I had a mental block against reading The Liars' Club: A Memoir by Mary Karr (1995) since 1995 was right in the heart of my time working at Barnes and Noble and The Liars' Club was a runaway best seller. Anything that was a best seller in the late-1990s makes me wary after all the time I spent sticking on and taking off 30% and 20% off stickers and restocking the shelves at the front of the store. My DAFFODILS book club, however, decided to read something from the 1990s and when this was was suggested, the nearly 20 years since I had to deal with those discount stickers disappeared and I finally felt ready to dive in.
This, the first of Karr's three published memoirs (along with other essays and books of poetry) tells the story of her mother, her father, and the childhood she and her sister had in Southeast Texas and (for a short period) in Colorado. Karr grew up near Port Arthur, close to the gulf, and right in the middle of the oil industry. Her father worked for the oil company, as did most of the people in her town (fictionally called Leechfield, but actually the town of Groves, between Port Arthur and Beaumont). Her mother was an enigmatic artist and voracious reader from west Texas who lived for several years in New York City and did not mix well with the other women in the town. Her father was a favorite among his friends at the Legion and known for his ability as a storyteller and his propensity for fighting (and for undoubtedly winning those fights). Both of them drank and both of them had tempers, but what really made things unstable was the depression and mania of Mary's mother, Charlie.

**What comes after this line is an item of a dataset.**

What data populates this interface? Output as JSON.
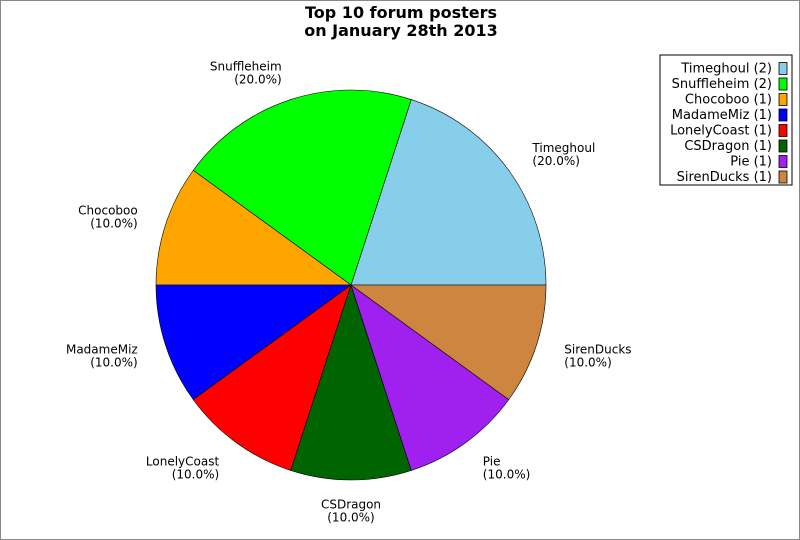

The action of the book takes place mostly in the early sixties, when Mary is about 6-8 and her sister, Lecia, is about 8-10, although the hard things that happen to them and their resourcefulness and (particularly in the case of Lecia) stoicism, often make them seem older. While there are plenty of pleasant and often funny memories of their time together as a family, the burdens placed on Lecia and Mary to hold their mother together, Mary's sexual abuse by two men outside the family, and Charlie's several very real (and dangerous) mental breaks can sometimes make this a pretty rough read.
The storyteller, of course, is a grown up Mary Marlene Karr and she never really lets the reader forget that she is a grown woman looking back on her childhood. She also admits when she doesn't remember something, when she might be remembering something differently than how it happened, and when her sister would undoubtedly correct what she was saying -- this gets around one of my big problems with many memoirs: the adult writer's tendency to make things seem better (or worse) than they really were and the reliance on memory (particularly a child's memory) as if it were fact.
The last section of the book jumps forward to the 1980s and brings some adult context to the lives of Mary and Lecia and some explanation and mellowing of her mother and father. I'm interested to read Karr's other memoirs, one of which covers her adolescence and early adulthood and the other her recovery from alcoholism and conversion to Catholicism. If the straightforward, funny, and sometimes brutal narrative voice of The Liars' Club is any indication, the following memoirs should be just as piercing and full.